His faith had been shaky before the near end of the world, but he'd clung to it for an assortment of reasons. Now that he knew what he was and how he came to be, he didn't not believe in God, he just had a looser grip on his old devotion. Not that he wouldn't have made that same comment before he knew everything, but now it had a little more sacrilegious smartass involved.
"How about we start those plans sprucing this place up a bit? I love you, but fuck's sake, Parrish. This place is dreary." As he said the word and shifted so that he had one arm loosely draped over his husband's shoulders, he shaped the space around them with velvety ease. One moment they were standing in a formless void, the next they were deep in a verdant rainforest, complete with fat drops of rain and a steamy heat in the air that warmed from the inside out.
"That's better," Ronan preened. He slid a warm smirk Adam's way. "Wanna hunt for bugs?"
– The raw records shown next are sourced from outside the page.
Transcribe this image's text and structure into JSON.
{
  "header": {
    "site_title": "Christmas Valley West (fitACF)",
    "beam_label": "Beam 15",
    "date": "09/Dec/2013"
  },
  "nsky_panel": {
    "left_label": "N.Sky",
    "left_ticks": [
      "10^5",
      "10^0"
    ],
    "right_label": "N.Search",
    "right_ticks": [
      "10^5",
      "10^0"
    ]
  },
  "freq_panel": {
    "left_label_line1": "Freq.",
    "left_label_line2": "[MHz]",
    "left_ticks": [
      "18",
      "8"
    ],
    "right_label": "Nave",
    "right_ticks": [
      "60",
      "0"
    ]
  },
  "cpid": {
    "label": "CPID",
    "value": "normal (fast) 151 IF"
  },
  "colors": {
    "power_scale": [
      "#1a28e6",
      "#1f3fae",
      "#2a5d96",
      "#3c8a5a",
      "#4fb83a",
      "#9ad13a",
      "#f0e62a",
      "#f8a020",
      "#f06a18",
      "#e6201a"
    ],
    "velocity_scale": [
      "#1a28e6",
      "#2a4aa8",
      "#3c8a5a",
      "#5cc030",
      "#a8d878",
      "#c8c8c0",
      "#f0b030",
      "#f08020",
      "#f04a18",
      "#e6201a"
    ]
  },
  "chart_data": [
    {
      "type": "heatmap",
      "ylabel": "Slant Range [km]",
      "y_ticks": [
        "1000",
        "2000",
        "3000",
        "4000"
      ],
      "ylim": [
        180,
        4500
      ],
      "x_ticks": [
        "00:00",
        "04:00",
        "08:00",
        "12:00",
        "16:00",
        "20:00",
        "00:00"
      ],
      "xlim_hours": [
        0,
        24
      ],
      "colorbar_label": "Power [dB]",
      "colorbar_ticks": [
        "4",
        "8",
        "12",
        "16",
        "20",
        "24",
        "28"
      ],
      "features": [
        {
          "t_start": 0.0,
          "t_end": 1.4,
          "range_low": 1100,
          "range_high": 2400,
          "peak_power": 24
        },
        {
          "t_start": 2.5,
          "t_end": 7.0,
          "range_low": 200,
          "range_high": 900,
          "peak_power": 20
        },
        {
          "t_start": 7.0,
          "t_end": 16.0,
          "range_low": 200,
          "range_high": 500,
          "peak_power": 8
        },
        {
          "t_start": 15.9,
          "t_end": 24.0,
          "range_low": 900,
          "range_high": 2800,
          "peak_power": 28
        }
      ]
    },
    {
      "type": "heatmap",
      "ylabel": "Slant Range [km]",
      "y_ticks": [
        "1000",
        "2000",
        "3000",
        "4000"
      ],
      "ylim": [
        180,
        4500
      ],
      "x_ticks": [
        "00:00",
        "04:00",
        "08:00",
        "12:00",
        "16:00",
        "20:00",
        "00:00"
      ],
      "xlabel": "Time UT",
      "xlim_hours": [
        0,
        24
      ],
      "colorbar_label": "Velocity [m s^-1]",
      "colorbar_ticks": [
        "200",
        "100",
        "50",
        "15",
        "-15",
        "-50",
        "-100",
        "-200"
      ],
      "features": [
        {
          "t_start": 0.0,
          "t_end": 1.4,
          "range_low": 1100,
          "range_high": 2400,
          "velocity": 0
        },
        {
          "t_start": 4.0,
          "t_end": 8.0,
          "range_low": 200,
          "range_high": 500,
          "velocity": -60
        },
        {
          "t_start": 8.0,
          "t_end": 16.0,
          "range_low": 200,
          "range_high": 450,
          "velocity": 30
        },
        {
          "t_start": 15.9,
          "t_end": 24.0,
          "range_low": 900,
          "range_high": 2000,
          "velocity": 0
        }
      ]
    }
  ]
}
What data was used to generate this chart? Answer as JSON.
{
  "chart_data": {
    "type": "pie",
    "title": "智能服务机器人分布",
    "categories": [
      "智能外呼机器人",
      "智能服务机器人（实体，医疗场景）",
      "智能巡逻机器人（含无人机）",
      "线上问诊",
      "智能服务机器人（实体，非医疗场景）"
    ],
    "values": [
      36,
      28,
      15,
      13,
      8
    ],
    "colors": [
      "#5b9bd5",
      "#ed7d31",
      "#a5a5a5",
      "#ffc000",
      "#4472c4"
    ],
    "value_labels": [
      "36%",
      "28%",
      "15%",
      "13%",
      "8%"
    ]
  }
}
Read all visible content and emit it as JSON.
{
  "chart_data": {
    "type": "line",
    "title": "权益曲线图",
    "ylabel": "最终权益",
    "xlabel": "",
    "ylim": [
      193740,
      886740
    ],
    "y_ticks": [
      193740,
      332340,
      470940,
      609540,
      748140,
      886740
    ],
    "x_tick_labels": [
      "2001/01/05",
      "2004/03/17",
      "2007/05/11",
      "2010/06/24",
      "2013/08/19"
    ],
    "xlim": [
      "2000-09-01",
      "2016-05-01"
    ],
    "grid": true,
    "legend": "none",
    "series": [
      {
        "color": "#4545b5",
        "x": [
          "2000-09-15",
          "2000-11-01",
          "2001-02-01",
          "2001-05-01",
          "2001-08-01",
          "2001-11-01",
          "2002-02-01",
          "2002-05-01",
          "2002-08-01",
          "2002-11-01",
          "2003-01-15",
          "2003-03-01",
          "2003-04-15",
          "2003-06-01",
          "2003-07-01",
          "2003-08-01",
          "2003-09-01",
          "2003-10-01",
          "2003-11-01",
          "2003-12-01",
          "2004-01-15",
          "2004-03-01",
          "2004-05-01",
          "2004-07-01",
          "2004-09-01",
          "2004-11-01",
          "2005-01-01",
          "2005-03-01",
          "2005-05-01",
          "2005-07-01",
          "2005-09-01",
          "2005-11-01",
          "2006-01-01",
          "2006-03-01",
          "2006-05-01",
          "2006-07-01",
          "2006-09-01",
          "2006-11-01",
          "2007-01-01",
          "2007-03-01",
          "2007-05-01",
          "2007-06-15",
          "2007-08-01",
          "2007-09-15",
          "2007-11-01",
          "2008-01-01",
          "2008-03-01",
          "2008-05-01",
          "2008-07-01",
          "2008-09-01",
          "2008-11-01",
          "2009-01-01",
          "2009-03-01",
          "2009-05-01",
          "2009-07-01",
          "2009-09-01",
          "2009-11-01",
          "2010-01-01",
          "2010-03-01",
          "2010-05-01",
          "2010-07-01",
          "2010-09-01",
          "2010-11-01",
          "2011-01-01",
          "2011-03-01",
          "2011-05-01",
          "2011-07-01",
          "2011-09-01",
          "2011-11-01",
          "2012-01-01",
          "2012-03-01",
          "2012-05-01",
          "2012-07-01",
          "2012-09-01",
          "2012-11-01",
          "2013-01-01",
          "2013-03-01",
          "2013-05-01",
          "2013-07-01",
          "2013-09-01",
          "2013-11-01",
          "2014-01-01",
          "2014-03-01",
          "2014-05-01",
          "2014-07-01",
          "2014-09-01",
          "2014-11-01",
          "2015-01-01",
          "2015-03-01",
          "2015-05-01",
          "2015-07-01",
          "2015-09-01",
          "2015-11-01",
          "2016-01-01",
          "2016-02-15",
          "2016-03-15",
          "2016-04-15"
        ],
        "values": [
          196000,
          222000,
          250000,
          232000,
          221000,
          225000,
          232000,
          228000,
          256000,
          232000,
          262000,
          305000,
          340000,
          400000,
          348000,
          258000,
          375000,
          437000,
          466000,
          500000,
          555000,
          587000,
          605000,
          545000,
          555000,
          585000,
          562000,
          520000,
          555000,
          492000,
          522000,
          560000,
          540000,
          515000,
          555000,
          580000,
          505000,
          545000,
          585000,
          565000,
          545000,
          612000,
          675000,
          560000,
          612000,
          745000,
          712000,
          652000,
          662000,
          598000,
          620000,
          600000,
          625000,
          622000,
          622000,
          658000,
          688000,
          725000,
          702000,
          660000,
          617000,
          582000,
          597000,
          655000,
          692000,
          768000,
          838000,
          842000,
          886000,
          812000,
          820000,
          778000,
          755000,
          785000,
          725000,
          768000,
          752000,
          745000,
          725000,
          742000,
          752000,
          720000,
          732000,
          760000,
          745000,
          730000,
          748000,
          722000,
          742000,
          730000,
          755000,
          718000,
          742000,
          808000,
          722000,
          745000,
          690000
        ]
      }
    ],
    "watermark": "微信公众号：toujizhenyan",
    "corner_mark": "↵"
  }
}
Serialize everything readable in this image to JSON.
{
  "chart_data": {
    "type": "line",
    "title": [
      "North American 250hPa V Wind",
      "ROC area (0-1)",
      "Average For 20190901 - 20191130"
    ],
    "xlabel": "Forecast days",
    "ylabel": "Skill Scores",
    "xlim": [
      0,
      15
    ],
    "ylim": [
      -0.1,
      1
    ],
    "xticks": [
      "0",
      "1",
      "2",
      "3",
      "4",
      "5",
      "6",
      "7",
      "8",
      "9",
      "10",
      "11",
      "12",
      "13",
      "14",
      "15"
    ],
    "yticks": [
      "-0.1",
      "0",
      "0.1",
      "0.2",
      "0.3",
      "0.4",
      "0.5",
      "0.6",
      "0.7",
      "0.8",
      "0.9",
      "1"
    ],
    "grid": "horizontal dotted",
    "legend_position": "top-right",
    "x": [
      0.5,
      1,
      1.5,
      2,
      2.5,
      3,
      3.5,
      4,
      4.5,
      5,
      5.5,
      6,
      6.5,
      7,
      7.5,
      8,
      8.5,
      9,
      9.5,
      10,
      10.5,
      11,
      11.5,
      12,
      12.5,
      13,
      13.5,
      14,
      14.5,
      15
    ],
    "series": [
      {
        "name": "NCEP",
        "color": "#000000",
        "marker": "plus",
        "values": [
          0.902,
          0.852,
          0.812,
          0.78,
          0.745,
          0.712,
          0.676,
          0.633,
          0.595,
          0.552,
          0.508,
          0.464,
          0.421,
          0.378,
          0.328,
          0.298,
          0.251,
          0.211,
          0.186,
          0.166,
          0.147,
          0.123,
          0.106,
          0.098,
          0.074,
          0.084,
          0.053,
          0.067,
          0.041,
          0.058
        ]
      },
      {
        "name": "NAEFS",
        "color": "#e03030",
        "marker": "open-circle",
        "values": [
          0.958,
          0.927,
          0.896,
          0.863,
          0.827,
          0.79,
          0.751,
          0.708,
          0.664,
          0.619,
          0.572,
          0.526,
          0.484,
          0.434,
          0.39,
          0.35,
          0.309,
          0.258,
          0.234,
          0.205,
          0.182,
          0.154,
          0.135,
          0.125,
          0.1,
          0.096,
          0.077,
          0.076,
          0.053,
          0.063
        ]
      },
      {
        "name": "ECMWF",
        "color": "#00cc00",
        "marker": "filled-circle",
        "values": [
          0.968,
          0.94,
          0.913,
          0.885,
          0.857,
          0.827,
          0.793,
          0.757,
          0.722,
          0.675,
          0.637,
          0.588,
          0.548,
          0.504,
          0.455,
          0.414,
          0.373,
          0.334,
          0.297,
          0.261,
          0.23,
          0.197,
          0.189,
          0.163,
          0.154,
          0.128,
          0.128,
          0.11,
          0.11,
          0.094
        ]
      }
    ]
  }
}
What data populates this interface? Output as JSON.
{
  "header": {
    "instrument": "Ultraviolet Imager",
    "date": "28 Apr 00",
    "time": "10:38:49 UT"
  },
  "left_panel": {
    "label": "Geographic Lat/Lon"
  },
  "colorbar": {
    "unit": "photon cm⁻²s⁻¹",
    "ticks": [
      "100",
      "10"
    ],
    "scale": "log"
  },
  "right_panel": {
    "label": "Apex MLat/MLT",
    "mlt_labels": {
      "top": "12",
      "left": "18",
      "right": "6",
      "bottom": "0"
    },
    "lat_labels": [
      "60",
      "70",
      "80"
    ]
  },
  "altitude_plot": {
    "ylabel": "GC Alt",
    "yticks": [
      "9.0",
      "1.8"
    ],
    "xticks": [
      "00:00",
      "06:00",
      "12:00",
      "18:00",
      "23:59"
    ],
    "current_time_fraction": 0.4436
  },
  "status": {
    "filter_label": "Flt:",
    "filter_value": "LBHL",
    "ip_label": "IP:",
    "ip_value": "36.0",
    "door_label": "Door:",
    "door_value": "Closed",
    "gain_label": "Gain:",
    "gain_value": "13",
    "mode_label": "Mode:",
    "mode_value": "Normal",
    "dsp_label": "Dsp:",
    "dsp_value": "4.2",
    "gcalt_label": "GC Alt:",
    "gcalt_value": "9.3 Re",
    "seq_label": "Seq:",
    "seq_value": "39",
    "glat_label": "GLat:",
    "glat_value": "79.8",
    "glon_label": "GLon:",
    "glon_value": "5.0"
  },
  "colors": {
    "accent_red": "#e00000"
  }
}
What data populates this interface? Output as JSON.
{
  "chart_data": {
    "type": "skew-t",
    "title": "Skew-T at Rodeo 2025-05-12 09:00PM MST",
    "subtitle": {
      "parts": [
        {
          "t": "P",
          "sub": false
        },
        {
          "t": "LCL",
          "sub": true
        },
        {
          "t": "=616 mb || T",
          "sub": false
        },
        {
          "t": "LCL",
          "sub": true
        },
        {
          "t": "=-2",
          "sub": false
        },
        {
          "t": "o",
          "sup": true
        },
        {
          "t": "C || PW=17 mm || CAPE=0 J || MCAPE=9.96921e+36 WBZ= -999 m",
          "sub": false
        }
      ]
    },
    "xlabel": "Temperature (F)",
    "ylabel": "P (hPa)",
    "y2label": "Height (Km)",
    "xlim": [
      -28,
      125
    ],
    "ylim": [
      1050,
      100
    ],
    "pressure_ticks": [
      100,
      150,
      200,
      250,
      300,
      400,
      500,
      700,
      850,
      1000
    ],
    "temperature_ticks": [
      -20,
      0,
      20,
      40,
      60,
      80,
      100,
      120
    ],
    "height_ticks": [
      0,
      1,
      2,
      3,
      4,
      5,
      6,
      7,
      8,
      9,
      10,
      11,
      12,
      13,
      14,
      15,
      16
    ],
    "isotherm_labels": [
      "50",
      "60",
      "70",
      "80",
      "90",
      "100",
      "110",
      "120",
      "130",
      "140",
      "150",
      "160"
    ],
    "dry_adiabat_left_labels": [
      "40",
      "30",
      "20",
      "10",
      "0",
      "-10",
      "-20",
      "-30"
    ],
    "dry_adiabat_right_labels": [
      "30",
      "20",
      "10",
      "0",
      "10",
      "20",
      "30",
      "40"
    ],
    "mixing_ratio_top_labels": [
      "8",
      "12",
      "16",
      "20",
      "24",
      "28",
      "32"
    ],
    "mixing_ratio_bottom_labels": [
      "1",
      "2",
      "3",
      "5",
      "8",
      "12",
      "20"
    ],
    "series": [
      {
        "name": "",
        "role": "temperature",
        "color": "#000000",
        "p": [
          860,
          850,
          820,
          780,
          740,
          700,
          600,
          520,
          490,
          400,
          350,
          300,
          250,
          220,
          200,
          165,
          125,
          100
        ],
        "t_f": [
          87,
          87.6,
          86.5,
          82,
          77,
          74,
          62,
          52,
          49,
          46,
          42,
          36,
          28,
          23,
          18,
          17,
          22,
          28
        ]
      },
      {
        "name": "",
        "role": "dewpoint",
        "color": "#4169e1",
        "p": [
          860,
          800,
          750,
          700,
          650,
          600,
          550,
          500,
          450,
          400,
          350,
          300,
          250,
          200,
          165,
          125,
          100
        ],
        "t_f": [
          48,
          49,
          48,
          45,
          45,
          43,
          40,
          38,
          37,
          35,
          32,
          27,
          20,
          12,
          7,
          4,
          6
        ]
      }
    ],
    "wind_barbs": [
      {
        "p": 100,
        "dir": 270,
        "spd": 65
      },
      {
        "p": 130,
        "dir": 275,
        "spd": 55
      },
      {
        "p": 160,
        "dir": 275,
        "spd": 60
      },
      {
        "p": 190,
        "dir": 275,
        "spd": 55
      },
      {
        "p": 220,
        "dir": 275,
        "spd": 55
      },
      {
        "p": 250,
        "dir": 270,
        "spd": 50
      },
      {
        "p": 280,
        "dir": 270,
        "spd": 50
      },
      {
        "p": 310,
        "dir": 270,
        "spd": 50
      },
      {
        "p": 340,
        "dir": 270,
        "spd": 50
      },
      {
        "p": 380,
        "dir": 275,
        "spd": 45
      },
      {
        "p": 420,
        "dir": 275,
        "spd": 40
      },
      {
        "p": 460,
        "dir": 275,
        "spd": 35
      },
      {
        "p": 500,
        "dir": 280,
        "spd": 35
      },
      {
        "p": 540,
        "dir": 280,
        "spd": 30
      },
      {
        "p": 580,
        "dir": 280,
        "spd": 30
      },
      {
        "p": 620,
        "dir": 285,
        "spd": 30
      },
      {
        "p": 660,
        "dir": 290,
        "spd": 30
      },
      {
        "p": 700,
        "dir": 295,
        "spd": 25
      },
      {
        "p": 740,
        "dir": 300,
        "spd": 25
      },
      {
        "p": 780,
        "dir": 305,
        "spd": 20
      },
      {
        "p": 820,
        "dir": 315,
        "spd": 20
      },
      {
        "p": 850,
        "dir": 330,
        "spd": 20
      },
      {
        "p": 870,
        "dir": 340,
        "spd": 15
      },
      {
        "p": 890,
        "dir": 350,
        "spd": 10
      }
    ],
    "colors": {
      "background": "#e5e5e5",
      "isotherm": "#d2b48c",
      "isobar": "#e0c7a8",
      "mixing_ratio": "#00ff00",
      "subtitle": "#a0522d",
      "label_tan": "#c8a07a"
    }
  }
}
Adam wanted to protest, even went as far as to open his mouth, with the complaint on his tongue. But when the darkness that he had become woefully accustomed to fell away into a rainforest, a place he had only seen in pictures from textbooks, Adam grew suspiciously quiet.A small spark of incredible warmth lit inside of him, and he knew it had everything to do with Ronan, and everything he had done and would do for him—even something like making his dreamspace wonderful, so that he wouldn't be left in the shadows of his own mind.
No one knew him the way Ronan Lynch did, and the doubt the memories and the Lace had brought on with smothered in that single, immutable fact.
He held up his free hand to catch some of the rain in his palm, before Adam turned his face up to Ronan and smiled. "Yeah, actually. I do."